Are you sure?
There was a big talk that the CPU manages the BVH when Spiderman first released on PC. Which lead many to believe this is how the PS5 handles RT
Updating a BVH properly involves bucketing data down to the triangle level - using a CPU for that would get prohibitively expensive - very fast.
To put it another way - one of the big reasons why to date, physics interaction in game worlds is still limited to basically static worlds (and that's pretty much in everything, even in the supposedly 'interactive' games with lots of flying objects - you still just get a static world with some objects layered on top) - is that physics uses very similar kind of acceleration structures under-the hood, and updating them at runtime - on the CPU - just gets too expensive really fast.
CPU can and does interface with the high-level BVH updates (at least on some graphics APIs), analogous to what is done for regular render-scene updates (it's moving/updating top-node matrices around, nothing too excessive), but the heavy lifting of updating the underlying tree-structure is typically done by GPUs.
Spiderman example - the game streams large amounts of data constantly, so I'd expect BVH is in constant flux, hence the big increase in PCI utilization. Doesn't mean CPU is doing anything computationally relevant - likely just data being copied around. After all - Spiderman is another world that is - still basically static so data doesn't really change that much inside it.
And on console that copying data around problem doesn't exist since there's no memory segmentation, so it's likely far less CPU/memory intensive than on PC.
Well AMD says the BVH stuff is done on the CUs.
We're talking about two separate things. What AMD is describing is BVH traversal - which happens for every Ray that gets traced in the scene.
This is entirely GPU driven (either by CUs or other specialized hardware).
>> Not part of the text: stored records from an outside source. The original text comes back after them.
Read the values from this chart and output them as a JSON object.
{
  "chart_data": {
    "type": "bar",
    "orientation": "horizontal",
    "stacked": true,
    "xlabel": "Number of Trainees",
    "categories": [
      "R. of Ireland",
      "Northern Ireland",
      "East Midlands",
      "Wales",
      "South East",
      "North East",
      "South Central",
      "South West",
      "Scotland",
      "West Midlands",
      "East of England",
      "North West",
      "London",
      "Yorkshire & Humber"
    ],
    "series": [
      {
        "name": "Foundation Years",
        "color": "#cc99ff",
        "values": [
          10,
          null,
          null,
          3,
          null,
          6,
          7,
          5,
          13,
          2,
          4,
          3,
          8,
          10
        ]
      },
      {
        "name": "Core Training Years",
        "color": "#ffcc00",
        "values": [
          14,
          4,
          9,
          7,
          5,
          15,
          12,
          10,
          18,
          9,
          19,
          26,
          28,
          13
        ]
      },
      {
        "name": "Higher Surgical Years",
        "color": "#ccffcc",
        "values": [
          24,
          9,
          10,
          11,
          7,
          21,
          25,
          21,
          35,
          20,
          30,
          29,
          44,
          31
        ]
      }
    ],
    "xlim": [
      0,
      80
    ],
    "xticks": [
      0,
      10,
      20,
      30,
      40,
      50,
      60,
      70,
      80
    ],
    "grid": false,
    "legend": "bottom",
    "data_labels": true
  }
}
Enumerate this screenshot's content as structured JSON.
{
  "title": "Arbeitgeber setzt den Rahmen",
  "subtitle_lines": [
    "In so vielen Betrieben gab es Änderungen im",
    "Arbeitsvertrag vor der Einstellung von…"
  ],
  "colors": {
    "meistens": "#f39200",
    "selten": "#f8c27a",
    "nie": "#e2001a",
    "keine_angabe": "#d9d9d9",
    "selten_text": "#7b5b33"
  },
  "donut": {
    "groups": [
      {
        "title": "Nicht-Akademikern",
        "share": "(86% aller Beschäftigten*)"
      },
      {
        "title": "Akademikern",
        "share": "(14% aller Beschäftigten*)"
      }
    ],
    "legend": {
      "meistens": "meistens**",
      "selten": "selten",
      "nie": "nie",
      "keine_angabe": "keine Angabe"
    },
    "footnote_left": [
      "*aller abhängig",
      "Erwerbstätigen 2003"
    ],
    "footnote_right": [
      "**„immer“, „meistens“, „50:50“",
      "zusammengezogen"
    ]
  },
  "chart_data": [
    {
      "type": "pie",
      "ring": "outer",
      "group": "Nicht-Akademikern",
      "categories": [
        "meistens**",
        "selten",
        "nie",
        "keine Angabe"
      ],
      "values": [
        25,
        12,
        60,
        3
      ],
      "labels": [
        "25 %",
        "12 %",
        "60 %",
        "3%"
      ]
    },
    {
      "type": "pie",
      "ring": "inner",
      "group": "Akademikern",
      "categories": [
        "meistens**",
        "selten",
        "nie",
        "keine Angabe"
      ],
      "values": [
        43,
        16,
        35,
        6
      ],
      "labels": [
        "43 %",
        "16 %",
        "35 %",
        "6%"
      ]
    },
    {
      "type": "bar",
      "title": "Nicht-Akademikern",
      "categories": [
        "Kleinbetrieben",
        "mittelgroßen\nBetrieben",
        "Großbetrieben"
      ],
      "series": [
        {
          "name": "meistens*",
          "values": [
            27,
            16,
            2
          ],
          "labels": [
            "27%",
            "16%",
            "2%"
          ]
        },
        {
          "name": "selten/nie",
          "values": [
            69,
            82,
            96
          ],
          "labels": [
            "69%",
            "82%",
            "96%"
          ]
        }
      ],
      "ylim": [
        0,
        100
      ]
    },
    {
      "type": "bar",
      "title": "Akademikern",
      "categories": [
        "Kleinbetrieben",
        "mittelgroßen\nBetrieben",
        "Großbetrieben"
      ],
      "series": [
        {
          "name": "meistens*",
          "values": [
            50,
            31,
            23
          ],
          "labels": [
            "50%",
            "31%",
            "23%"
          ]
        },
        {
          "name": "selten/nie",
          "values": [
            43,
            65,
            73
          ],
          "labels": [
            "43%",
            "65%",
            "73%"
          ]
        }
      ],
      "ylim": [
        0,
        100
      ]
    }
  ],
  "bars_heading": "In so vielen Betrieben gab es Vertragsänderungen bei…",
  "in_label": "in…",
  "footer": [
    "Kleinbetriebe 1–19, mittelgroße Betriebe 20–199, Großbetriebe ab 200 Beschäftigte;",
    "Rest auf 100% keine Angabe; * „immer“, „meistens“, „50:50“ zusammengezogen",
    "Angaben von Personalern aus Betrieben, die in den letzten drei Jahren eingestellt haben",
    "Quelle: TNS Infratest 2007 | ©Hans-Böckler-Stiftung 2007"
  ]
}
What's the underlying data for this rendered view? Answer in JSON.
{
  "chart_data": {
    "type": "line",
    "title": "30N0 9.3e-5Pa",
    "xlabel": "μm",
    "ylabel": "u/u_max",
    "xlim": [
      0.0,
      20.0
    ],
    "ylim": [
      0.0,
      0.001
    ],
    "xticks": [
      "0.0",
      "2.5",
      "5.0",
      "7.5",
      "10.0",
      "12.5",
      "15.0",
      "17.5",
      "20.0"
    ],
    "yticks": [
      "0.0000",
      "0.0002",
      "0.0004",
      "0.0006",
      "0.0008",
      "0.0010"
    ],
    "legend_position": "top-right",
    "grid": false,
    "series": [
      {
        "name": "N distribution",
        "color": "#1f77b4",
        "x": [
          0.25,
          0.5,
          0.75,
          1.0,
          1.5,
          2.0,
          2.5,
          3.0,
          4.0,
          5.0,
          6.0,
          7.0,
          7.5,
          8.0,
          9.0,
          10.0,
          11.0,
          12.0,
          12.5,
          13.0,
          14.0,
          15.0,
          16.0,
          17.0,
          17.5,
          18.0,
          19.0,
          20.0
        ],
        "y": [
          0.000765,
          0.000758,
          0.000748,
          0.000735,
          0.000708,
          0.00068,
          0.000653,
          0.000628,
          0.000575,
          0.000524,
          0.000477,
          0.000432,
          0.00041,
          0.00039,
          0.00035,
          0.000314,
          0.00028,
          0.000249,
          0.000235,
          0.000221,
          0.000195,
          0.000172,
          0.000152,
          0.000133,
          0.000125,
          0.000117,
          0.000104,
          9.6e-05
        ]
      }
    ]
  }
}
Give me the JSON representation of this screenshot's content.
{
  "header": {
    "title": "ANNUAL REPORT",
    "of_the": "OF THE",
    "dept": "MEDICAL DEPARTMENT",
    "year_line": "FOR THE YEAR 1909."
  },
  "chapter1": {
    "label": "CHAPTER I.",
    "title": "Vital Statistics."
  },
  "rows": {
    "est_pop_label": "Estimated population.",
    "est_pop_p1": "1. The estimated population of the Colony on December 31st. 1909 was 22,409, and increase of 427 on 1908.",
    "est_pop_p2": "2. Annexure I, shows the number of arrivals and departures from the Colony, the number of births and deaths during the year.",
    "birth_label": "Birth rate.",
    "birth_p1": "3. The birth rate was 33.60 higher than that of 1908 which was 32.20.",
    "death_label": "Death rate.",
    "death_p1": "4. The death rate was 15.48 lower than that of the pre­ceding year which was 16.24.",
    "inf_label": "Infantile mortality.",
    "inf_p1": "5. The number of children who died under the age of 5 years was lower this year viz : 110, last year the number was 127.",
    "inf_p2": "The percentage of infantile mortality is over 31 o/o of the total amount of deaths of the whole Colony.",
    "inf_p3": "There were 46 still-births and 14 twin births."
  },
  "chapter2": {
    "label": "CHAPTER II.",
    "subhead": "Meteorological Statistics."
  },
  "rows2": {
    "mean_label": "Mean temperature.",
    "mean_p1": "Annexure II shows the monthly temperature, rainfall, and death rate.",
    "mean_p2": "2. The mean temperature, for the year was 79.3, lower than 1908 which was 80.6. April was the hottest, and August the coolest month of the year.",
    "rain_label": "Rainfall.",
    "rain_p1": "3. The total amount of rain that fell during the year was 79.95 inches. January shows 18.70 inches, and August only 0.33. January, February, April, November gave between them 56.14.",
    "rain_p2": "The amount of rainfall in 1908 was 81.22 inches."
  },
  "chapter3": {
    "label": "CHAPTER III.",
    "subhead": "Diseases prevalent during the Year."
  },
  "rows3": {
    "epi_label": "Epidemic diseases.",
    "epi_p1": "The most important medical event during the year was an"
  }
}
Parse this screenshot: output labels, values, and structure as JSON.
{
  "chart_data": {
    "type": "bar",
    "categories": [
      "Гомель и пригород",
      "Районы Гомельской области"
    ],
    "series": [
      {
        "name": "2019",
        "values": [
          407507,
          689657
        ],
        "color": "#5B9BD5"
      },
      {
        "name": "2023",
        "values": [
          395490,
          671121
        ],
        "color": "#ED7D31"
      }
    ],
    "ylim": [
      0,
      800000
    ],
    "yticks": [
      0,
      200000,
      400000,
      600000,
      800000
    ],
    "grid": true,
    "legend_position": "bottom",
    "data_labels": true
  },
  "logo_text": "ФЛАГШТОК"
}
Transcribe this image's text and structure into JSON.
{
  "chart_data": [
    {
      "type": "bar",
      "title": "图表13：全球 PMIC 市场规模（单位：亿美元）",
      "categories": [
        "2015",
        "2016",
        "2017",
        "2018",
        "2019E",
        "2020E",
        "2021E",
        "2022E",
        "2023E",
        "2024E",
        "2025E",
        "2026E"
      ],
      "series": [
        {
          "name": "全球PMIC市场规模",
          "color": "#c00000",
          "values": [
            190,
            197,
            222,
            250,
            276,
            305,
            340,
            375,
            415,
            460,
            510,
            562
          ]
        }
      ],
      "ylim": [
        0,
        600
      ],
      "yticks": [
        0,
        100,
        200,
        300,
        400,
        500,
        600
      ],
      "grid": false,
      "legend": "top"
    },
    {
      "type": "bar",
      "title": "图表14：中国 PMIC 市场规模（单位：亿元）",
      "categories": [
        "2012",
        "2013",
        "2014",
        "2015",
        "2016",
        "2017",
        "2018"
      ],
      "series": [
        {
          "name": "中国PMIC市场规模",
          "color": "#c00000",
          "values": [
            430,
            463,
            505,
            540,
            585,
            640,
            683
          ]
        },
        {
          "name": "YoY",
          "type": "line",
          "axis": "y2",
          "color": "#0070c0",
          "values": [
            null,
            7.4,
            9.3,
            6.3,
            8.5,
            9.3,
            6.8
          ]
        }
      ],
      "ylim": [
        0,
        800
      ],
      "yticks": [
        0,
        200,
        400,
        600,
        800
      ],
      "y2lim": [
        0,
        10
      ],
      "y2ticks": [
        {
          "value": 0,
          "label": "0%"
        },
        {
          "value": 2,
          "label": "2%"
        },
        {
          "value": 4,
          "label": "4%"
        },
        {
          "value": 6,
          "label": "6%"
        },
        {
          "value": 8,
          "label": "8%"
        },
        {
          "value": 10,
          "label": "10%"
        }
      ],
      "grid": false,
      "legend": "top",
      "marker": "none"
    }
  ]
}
The other - which is what usually gets associated to CPU issues, is BVH updates (where geometry in the scene changes - so BVH structure must change to reflect it before you can render with it again). This is a costly process that 'may' involve some CPU, but as I note above - is typically still GPU driven (but indeed - console will be more flexible here due to shared memory).
To say this process is 'CPU limited' is akin to saying draw-calls are 'CPU limited'. It can 'technically' happen - but it's far more likely not, especially on consoles.